И ничего тут нет удивительного. Он мгновенно схватывал то, чего хотел от него стюард, и не было для него большего счастья, чем служить ему. Стюард был бог, добрый бог, чью любовь Майкл чувствовал в голосе, в движении губ, в прикосновении руки, обнимавшей его, когда они сидели нос к носу и стюард вел с ним нескончаемые разговоры. Нет служения радостнее, чем служение любимому. И если бы Доутри потребовал, чтобы Майкл не дотрагивался до костей в своем уголке, он бы к ним не притронулся. Таковы уж собаки, единственные животные, которые весело, более того — прыгая от радости, оставят недоеденный кусок, чтобы последовать за своим господином-человеком или услужить ему.
Дэг Доутри почти все свободное время проводил с заточенным в каюте Майклом, который, повинуясь его приказу, быстро отучился скулить и лаять. В эти часы, проведенные вдвоем с хозяином, Майкл приобрел уйму всевозможных познаний. Обнаружив, что простейшие понятия, такие, как «нельзя», «можно», «встань» и «ложись», уже знакомы Майклу, Доутри стал обучать его более сложным, например: «поди ляг на койку», «пошел под койку», «принеси один башмак», «принеси два башмака». И так, почти без всякого труда, он научил его перекатываться с боку на бок, изображать молящегося, «умирать», сидеть в шляпе, нахлобученной на голову, и с трубкой в зубах и не только стоять, но и ходить на задних лапах.
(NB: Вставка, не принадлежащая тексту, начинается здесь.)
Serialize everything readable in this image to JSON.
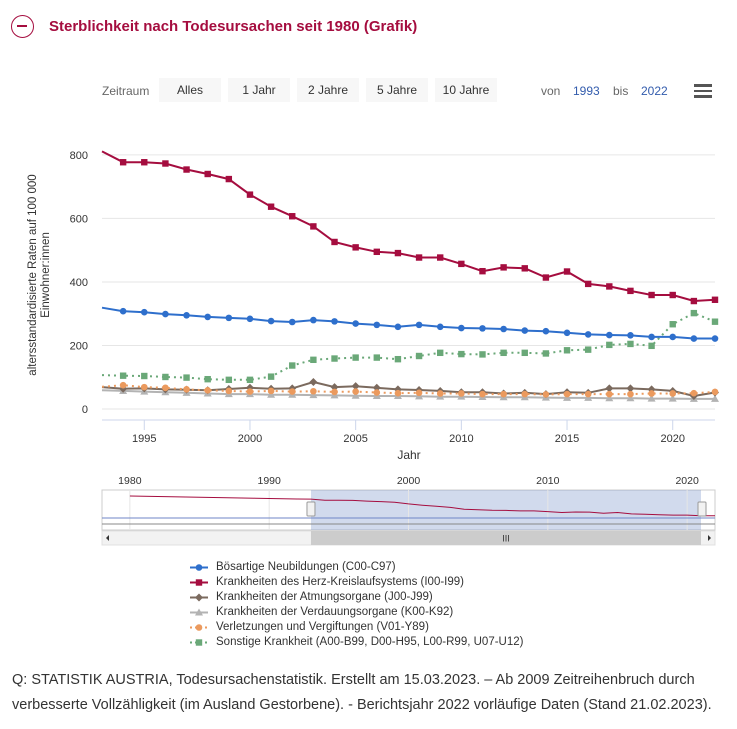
{
  "title": "Sterblichkeit nach Todesursachen seit 1980 (Grafik)",
  "range_selector": {
    "label": "Zeitraum",
    "buttons": [
      "Alles",
      "1 Jahr",
      "2 Jahre",
      "5 Jahre",
      "10 Jahre"
    ],
    "from_label": "von",
    "from_value": "1993",
    "to_label": "bis",
    "to_value": "2022"
  },
  "chart_data": {
    "type": "line",
    "xlabel": "Jahr",
    "ylabel": "altersstandardisierte Raten auf 100 000 Einwohner:innen",
    "xlim": [
      1993,
      2022
    ],
    "ylim": [
      0,
      850
    ],
    "x_ticks": [
      1995,
      2000,
      2005,
      2010,
      2015,
      2020
    ],
    "y_ticks": [
      0,
      200,
      400,
      600,
      800
    ],
    "x": [
      1993,
      1994,
      1995,
      1996,
      1997,
      1998,
      1999,
      2000,
      2001,
      2002,
      2003,
      2004,
      2005,
      2006,
      2007,
      2008,
      2009,
      2010,
      2011,
      2012,
      2013,
      2014,
      2015,
      2016,
      2017,
      2018,
      2019,
      2020,
      2021,
      2022
    ],
    "series": [
      {
        "name": "Bösartige Neubildungen (C00-C97)",
        "color": "#2e6fcc",
        "marker": "circle",
        "dash": false,
        "values": [
          322,
          311,
          308,
          302,
          298,
          293,
          290,
          287,
          280,
          277,
          283,
          279,
          272,
          268,
          262,
          268,
          262,
          258,
          257,
          255,
          250,
          248,
          243,
          238,
          236,
          235,
          230,
          230,
          225,
          225
        ]
      },
      {
        "name": "Krankheiten des Herz-Kreislaufsystems (I00-I99)",
        "color": "#a50d3f",
        "marker": "square",
        "dash": false,
        "values": [
          814,
          780,
          780,
          776,
          757,
          743,
          727,
          678,
          640,
          610,
          578,
          529,
          512,
          498,
          494,
          480,
          480,
          460,
          437,
          449,
          446,
          417,
          436,
          397,
          389,
          375,
          362,
          362,
          343,
          347
        ]
      },
      {
        "name": "Krankheiten der Atmungsorgane (J00-J99)",
        "color": "#7b6a5e",
        "marker": "diamond",
        "dash": false,
        "values": [
          72,
          67,
          68,
          65,
          64,
          62,
          66,
          70,
          67,
          68,
          88,
          72,
          75,
          70,
          65,
          63,
          60,
          56,
          56,
          52,
          54,
          50,
          56,
          54,
          68,
          68,
          65,
          60,
          44,
          55
        ]
      },
      {
        "name": "Krankheiten der Verdauungsorgane (K00-K92)",
        "color": "#b3b3b3",
        "marker": "triangle",
        "dash": false,
        "values": [
          62,
          60,
          58,
          56,
          54,
          52,
          50,
          50,
          48,
          48,
          47,
          46,
          45,
          44,
          44,
          43,
          42,
          42,
          41,
          40,
          40,
          39,
          38,
          38,
          37,
          37,
          36,
          36,
          35,
          35
        ]
      },
      {
        "name": "Verletzungen und Vergiftungen (V01-Y89)",
        "color": "#eb9a5e",
        "marker": "circle",
        "dash": true,
        "values": [
          73,
          78,
          72,
          70,
          65,
          62,
          60,
          58,
          60,
          58,
          59,
          57,
          58,
          55,
          53,
          54,
          52,
          52,
          50,
          50,
          50,
          49,
          50,
          50,
          50,
          50,
          52,
          52,
          53,
          57
        ]
      },
      {
        "name": "Sonstige Krankheit (A00-B99, D00-H95, L00-R99, U07-U12)",
        "color": "#6aa878",
        "marker": "square",
        "dash": true,
        "values": [
          110,
          108,
          107,
          104,
          102,
          97,
          95,
          95,
          105,
          140,
          158,
          162,
          165,
          165,
          160,
          170,
          180,
          176,
          175,
          180,
          180,
          178,
          188,
          190,
          205,
          208,
          202,
          270,
          305,
          278
        ]
      }
    ]
  },
  "navigator": {
    "ticks": [
      "1980",
      "1990",
      "2000",
      "2010",
      "2020"
    ],
    "scroll_grip": "III"
  },
  "source": "Q: STATISTIK AUSTRIA, Todesursachenstatistik. Erstellt am 15.03.2023. – Ab 2009 Zeitreihenbruch durch verbesserte Vollzähligkeit (im Ausland Gestorbene). - Berichtsjahr 2022 vorläufige Daten (Stand 21.02.2023)."
}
Затем пришла очередь более сложного трюка — с «можно» и «нельзя». Положив пахучий, соблазнительный кусок мяса или сыра на край койки вровень с носом Майкла, Доутри просто говорил: «Нельзя». И Майкл никогда не дотрагивался до пищи, прежде чем не раздавалось долгожданное «можно». Сказав «нельзя», Доутри мог уйти из каюты на полчаса или на шесть часов и по возвращении находил пищу нетронутой, а Майкла иногда даже спящим в уголке у изголовья койки, на отведенном ему месте. Как-то раз, когда стюард, еще только начавший обучать Майкла этому трюку, вышел из каюты, а чуткий нос Майкла находился на расстоянии дюйма от запретного куска, Квэк в приступе игривости сам потянулся к этому куску, но Майкл так хватил его зубами, что на руке Квэка осталась рваная рана.
Ни одной из своих штук, которые Майкл с таким рвением проделывал для стюарда, он не проделал бы для Квэка, хотя Квэк относился к нему беззлобно и даже доброжелательно. Объяснялось это тем, что Майкла, едва только в нем забрезжило сознание, стали обучать различию между черным и белым человеком. Черные люди всегда находились в услужении у белых — по крайней мере на его памяти; их всегда в чем-то подозревали и считали, что за ними нужен глаз да глаз, так как они способны на любое преступление. И главный долг собаки, служащей белому богу, заключался в том, чтобы неусыпно следить за всеми чернокожими, встречающимися на его пути.